Ccdc85c-Par3 condensates couple cell polarity with Notch to control neural progenitor proliferation
Jiawen Xu,
Xin Deng,
Aihong Gu,
Yuqun Cai,
Yunyun Huang,
Wen Zhang,
Yiqing Zhang,
Wenyu Wen,
Yunli Xie
Affiliations
Jiawen Xu
Department of Anesthesia, State Key Laboratory of Medical Neurobiology and MOE Frontiers Center for Brain Science, Institutes of Brain Science, Zhongshan Hospital, Department of Neurosurgery, Huashan Hospital, Institutes of Biomedical Sciences, School of Basic Medical Sciences, Fudan University, Shanghai 200032, China
Xin Deng
Department of Anesthesia, State Key Laboratory of Medical Neurobiology and MOE Frontiers Center for Brain Science, Institutes of Brain Science, Zhongshan Hospital, Department of Neurosurgery, Huashan Hospital, Institutes of Biomedical Sciences, School of Basic Medical Sciences, Fudan University, Shanghai 200032, China
Aihong Gu
Department of Anesthesia, State Key Laboratory of Medical Neurobiology and MOE Frontiers Center for Brain Science, Institutes of Brain Science, Zhongshan Hospital, Department of Neurosurgery, Huashan Hospital, Institutes of Biomedical Sciences, School of Basic Medical Sciences, Fudan University, Shanghai 200032, China
Yuqun Cai
Department of Anesthesia, State Key Laboratory of Medical Neurobiology and MOE Frontiers Center for Brain Science, Institutes of Brain Science, Zhongshan Hospital, Department of Neurosurgery, Huashan Hospital, Institutes of Biomedical Sciences, School of Basic Medical Sciences, Fudan University, Shanghai 200032, China
Yunyun Huang
Department of Anesthesia, State Key Laboratory of Medical Neurobiology and MOE Frontiers Center for Brain Science, Institutes of Brain Science, Zhongshan Hospital, Department of Neurosurgery, Huashan Hospital, Institutes of Biomedical Sciences, School of Basic Medical Sciences, Fudan University, Shanghai 200032, China
Wen Zhang
Department of Anesthesia, State Key Laboratory of Medical Neurobiology and MOE Frontiers Center for Brain Science, Institutes of Brain Science, Zhongshan Hospital, Department of Neurosurgery, Huashan Hospital, Institutes of Biomedical Sciences, School of Basic Medical Sciences, Fudan University, Shanghai 200032, China
Yiqing Zhang
Department of Anesthesia, State Key Laboratory of Medical Neurobiology and MOE Frontiers Center for Brain Science, Institutes of Brain Science, Zhongshan Hospital, Department of Neurosurgery, Huashan Hospital, Institutes of Biomedical Sciences, School of Basic Medical Sciences, Fudan University, Shanghai 200032, China
Wenyu Wen
Department of Anesthesia, State Key Laboratory of Medical Neurobiology and MOE Frontiers Center for Brain Science, Institutes of Brain Science, Zhongshan Hospital, Department of Neurosurgery, Huashan Hospital, Institutes of Biomedical Sciences, School of Basic Medical Sciences, Fudan University, Shanghai 200032, China; The Shanghai Key Laboratory of Medical Epigenetics, National Center for Neurological Disorders, Fudan University, Shanghai 200032, China; Corresponding author
Yunli Xie
Department of Anesthesia, State Key Laboratory of Medical Neurobiology and MOE Frontiers Center for Brain Science, Institutes of Brain Science, Zhongshan Hospital, Department of Neurosurgery, Huashan Hospital, Institutes of Biomedical Sciences, School of Basic Medical Sciences, Fudan University, Shanghai 200032, China; Corresponding author
Summary: Polarity proteins regulate the proliferation and differentiation of neural progenitors to generate neurons during brain development through multiple signaling pathways.

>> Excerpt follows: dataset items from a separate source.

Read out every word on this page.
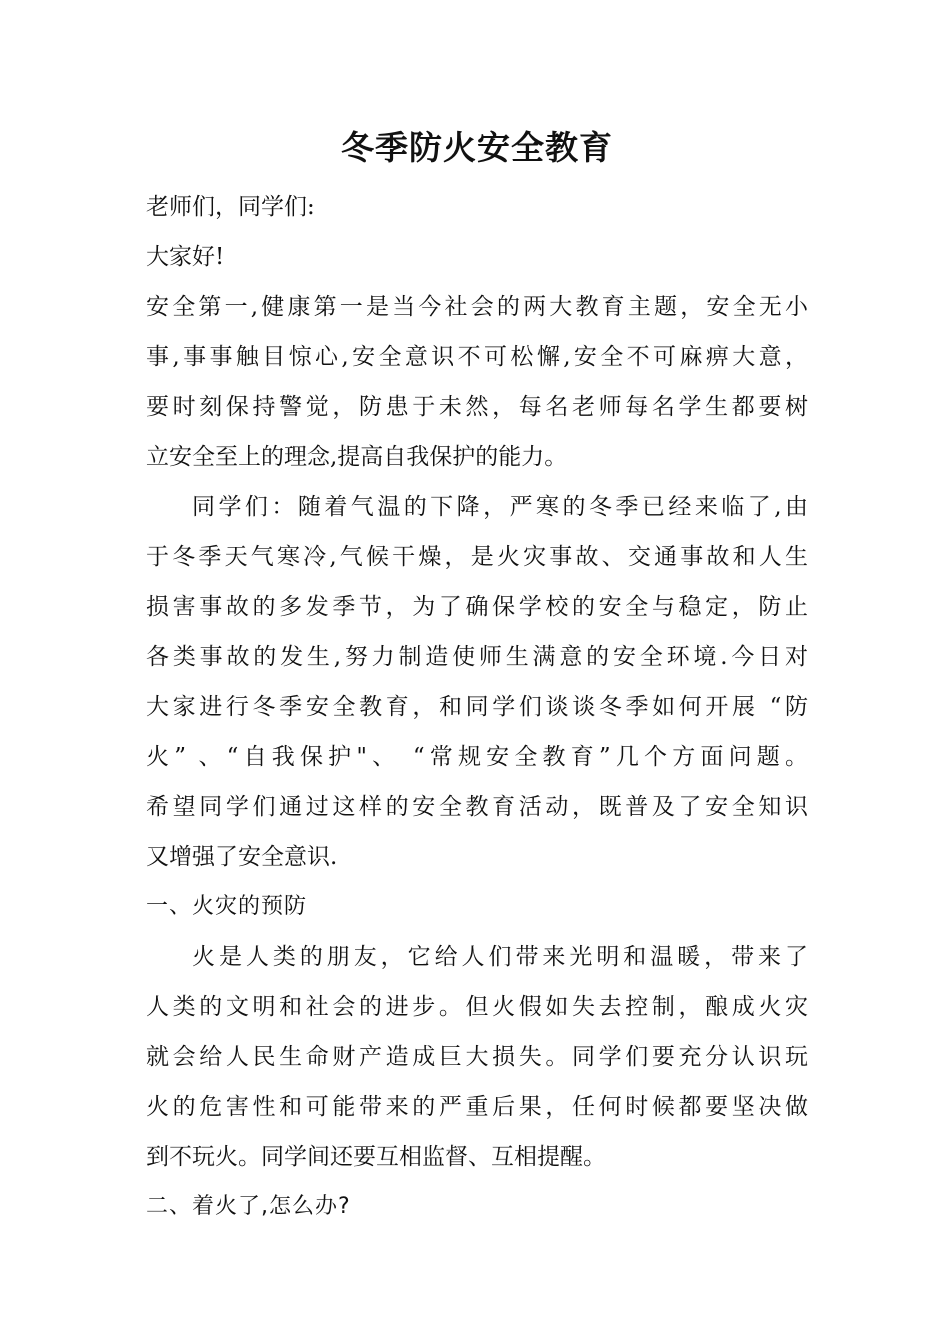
冬季防火安全教育

老师们，同学们:

大家好!

安全第一,健康第一是当今社会的两大教育主题，安全无小

事,事事触目惊心,安全意识不可松懈,安全不可麻痹大意，

要时刻保持警觉，防患于未然，每名老师每名学生都要树

立安全至上的理念,提高自我保护的能力。

同学们：随着气温的下降，严寒的冬季已经来临了,由

于冬季天气寒冷,气候干燥，是火灾事故、交通事故和人生

损害事故的多发季节，为了确保学校的安全与稳定，防止

各类事故的发生,努力制造使师生满意的安全环境.今日对

大家进行冬季安全教育，和同学们谈谈冬季如何开展 “防

火” 、“自我保护"、 “常规安全教育”几个方面问题。

希望同学们通过这样的安全教育活动，既普及了安全知识

又增强了安全意识.

一、火灾的预防

火是人类的朋友，它给人们带来光明和温暖，带来了

人类的文明和社会的进步。但火假如失去控制，酿成火灾

就会给人民生命财产造成巨大损失。同学们要充分认识玩

火的危害性和可能带来的严重后果，任何时候都要坚决做

到不玩火。同学间还要互相监督、互相提醒。

二、着火了,怎么办?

However, how cell polarity couples the signaling pathways remains unclear. Here, we show that coiled-coil domain-containing protein 85c (Ccdc85c) interacts with the polarity protein Par3 to regulate the proliferation of radial glial cells (RGCs) via phase separation coupled to percolation (PSCP). We find that the interaction with Ccdc85c relieves the intramolecular auto-inhibition of Par3, which leads to PSCP of Par3. Downregulation of Ccdc85c causes RGC differentiation. Importantly, the open conformation of Par3 facilitates the recruitment of the Notch regulator Numb to the Par3 condensates, which might prevent the attenuation of Notch activity to maintain RGC proliferation. Furthermore, ectopic activation of Notch signaling rescues RGC proliferation defects caused by the downregulation of Ccdc85c. These results suggest that Ccdc85c-mediated PSCP of Par3 regulates Notch signaling to control RGC proliferation during brain development.